In April, the Los Angeles Lakers — a local business operating out of El Segundo — were granted a $4.6 million federal loan meant to provide paycheck protection for small businesses during the coronavirus shutdown. They were reportedly the only NBA team to receive (or apply for) a loan from the program.
The mom-and-pop shop selflessly returned the money when they found out the funds in the program were depleted, but one of their own employees, a man by the name of Kentavious Caldwell-Pope, is doing his part to pay that forward by sacrificing nearly one-fifth of that amount by not reaching the statistical thresholds necessary to earn a $1 million bonus in his contract.
Bobby Marks of ESPN explains in his piece breaking down a few NBA contract incentives still in limbo while the season is on pause:
On top of a $50,000 bonus if the Lakers reach the conference finals, Caldwell-Pope has an additional $1 million in statistical incentives:
- Rebounds greater than 4.0 per game
- Steals greater than 1.2
- Assists greater than 1.85
Likely outcome: The three statistical bonuses will not be prorated because they are per-game averages.
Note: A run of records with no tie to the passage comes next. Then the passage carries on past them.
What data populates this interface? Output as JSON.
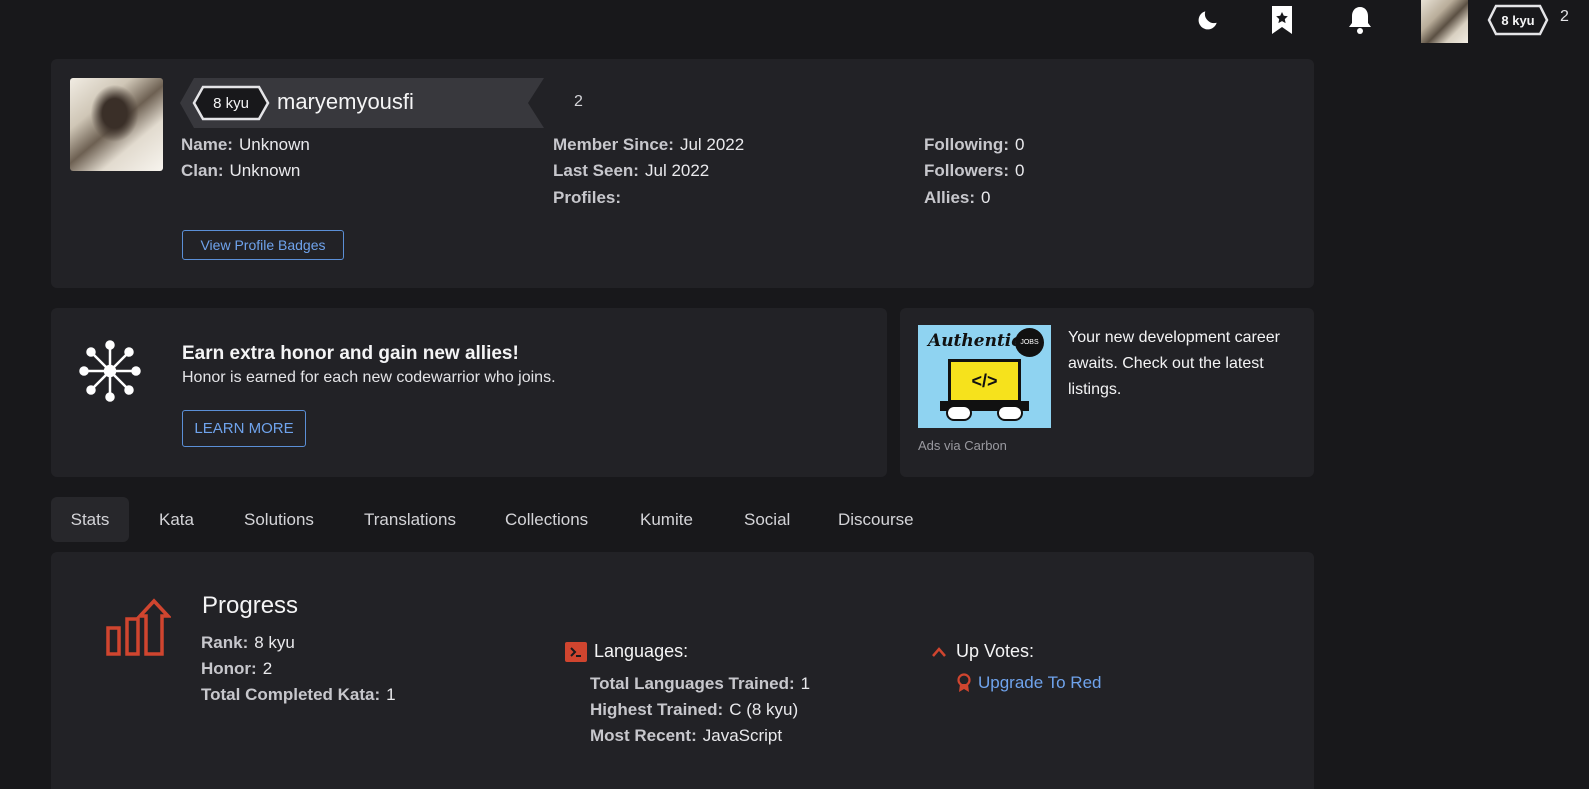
{
  "nav": {
    "theme_icon": "moon-icon",
    "bookmark_icon": "bookmark-star-icon",
    "notification_icon": "bell-icon",
    "rank": "8 kyu",
    "honor": "2"
  },
  "profile": {
    "rank": "8 kyu",
    "username": "maryemyousfi",
    "honor": "2",
    "fields": {
      "name_label": "Name:",
      "name_value": "Unknown",
      "clan_label": "Clan:",
      "clan_value": "Unknown",
      "member_since_label": "Member Since:",
      "member_since_value": "Jul 2022",
      "last_seen_label": "Last Seen:",
      "last_seen_value": "Jul 2022",
      "profiles_label": "Profiles:",
      "following_label": "Following:",
      "following_value": "0",
      "followers_label": "Followers:",
      "followers_value": "0",
      "allies_label": "Allies:",
      "allies_value": "0"
    },
    "badges_button": "View Profile Badges"
  },
  "promo": {
    "title": "Earn extra honor and gain new allies!",
    "subtitle": "Honor is earned for each new codewarrior who joins.",
    "button": "LEARN MORE"
  },
  "ad": {
    "image_brand": "Authentic",
    "image_badge": "JOBS",
    "image_code": "</>",
    "text": "Your new development career awaits. Check out the latest listings.",
    "via": "Ads via Carbon"
  },
  "tabs": [
    "Stats",
    "Kata",
    "Solutions",
    "Translations",
    "Collections",
    "Kumite",
    "Social",
    "Discourse"
  ],
  "stats": {
    "progress_title": "Progress",
    "rank_label": "Rank:",
    "rank_value": "8 kyu",
    "honor_label": "Honor:",
    "honor_value": "2",
    "completed_label": "Total Completed Kata:",
    "completed_value": "1",
    "languages_title": "Languages:",
    "total_lang_label": "Total Languages Trained:",
    "total_lang_value": "1",
    "highest_label": "Highest Trained:",
    "highest_value": "C (8 kyu)",
    "recent_label": "Most Recent:",
    "recent_value": "JavaScript",
    "upvotes_title": "Up Votes:",
    "upgrade_link": "Upgrade To Red"
  },
  "colors": {
    "background": "#18181b",
    "card": "#222226",
    "accent_blue": "#6fa3ec",
    "accent_red": "#d0452f"
  }
}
Through 62 games, Caldwell-Pope is averaging 2.1 rebounds, 0.8 steals and 1.7 assists.
In all seriousness, the impact of this on the Lakers is likely small, but could be somewhat significant down the line.
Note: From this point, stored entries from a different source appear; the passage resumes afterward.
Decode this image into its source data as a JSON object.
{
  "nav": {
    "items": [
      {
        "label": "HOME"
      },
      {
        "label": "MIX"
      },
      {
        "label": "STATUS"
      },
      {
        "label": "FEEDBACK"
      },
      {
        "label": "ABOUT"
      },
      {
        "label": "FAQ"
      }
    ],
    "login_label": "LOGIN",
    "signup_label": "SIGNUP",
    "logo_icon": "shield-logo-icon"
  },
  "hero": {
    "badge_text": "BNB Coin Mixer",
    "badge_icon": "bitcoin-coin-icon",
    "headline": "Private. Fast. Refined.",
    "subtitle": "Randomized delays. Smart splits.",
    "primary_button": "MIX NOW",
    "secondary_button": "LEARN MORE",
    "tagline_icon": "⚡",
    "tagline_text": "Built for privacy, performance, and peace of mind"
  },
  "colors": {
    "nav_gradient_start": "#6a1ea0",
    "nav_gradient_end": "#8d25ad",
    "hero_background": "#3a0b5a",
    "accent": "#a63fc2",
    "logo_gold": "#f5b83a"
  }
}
Caldwell-Pope could still very well earn that $50,000 bonus if the Lakers reach the conference finals (if the NBA season does resume as expected). But by not reaching the averages necessary to earn the other bonus, it becomes unlikely for next year, and thus does not sit on the Lakers’ cap number should Caldwell-Pope opt in to return to Los Angeles next season. This means that instead of having a team option that counted on the cap as being worth (approximately) $9,493,746, Caldwell-Pope’s base salary will instead be $8,493,746.
$1 million may not seem like a big difference given the way we normally talk about player contracts, but these are not normal times, and no one knows just how far the cap will drop next season due to all the lost revenue from the preseason situation in China and the coronavirus suspension of play. And if the Lakers being the only team to apply for a federal loan meant for small businesses — even if they later gave it back — signifies anything, it’s that every dollar counts right now.
This may not make a big difference in the end, but it might end up mattering at some point, whether in free agency, or when the Lakers are making their next financial moves as an organization.